Victor Bisono, Minister of Industry, Commerce and SMEs attributed the IMF’s confidence to the country’s “vaccination plan” and “industrialization table,” adding that the economy is poised for take-off. Bisono pointed to more than USD 245 million in investment that the Dominican Republic received from nearly four dozen companies in eight months, coupled with steady growth in its “free trade zones,” not to mention a bustling manufacturing sector. In 2019, the Dominican Republic was the recipient of close to half of all foreign direct investments that were directed toward the Caribbean.
President Abinader has been making the rounds, looking to drum up foreign investment during the recent XXVII Ibero-American Summit in Andorra.

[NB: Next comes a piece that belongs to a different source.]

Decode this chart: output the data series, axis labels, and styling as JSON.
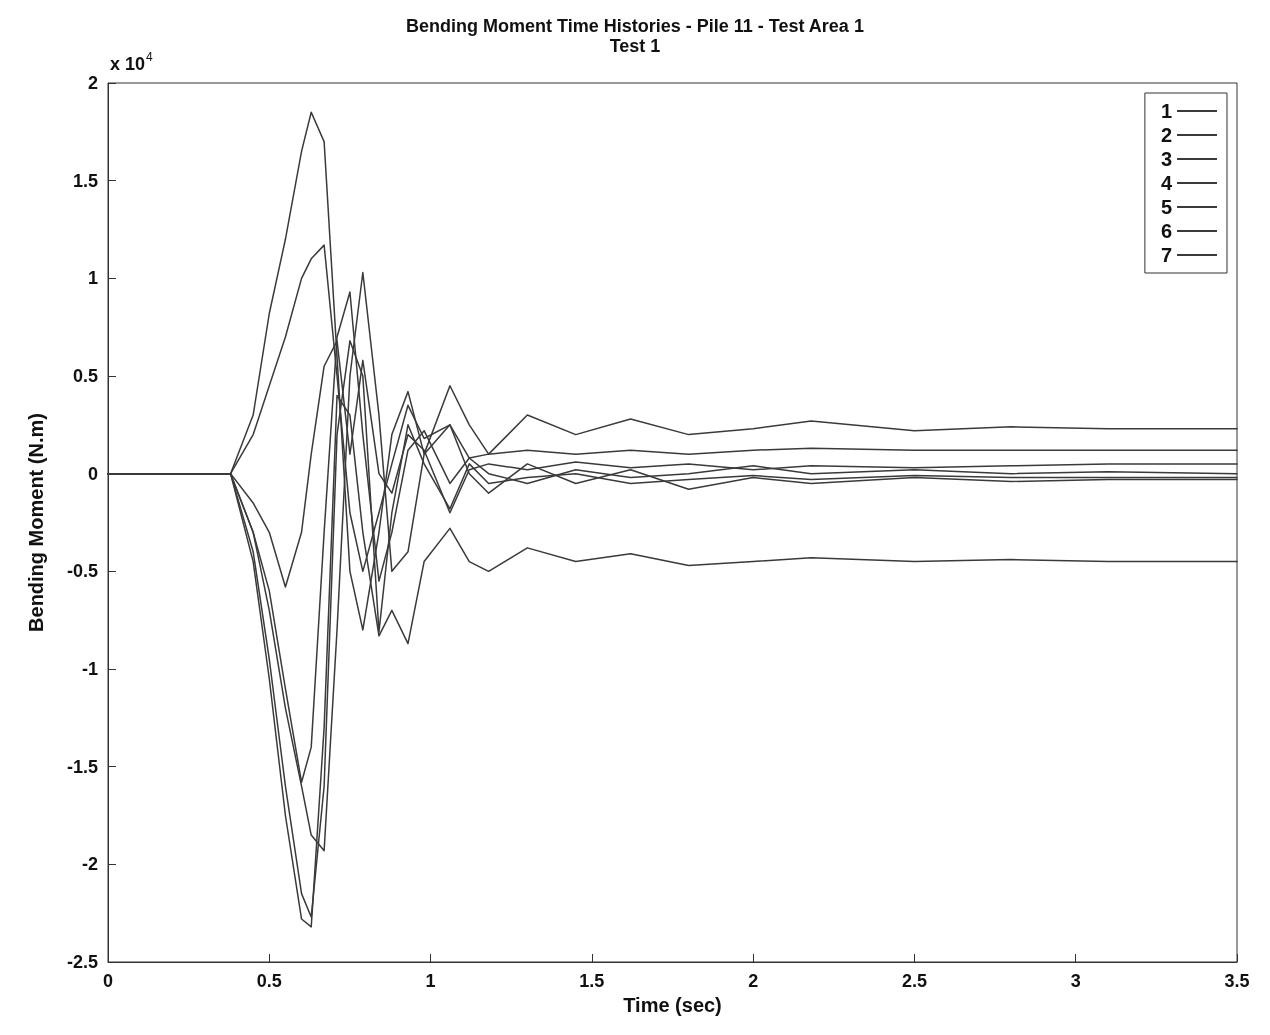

He touted public-private investments in the country, which he characterized as safe, and used the example of the Pedernales tourism project, which he is hoping to leave as part of his legacy, as an investment opportunity. The region holds the potential to be another key Caribbean travel destination. The project, which is targeting more than USD 1 billion in phase one, is expected to create more than 15,000 jobs.
As of May 7, the Dominican Republic had nearly 270,000 confirmed coronavirus cases and more than 3,500 deaths. Approximately 2.3 million people have been vaccinated in the country out of a population of 10.9 million. The Health Cabinet revealed that they are ready to begin Phase 3 of vaccinating anyone over 18 years old.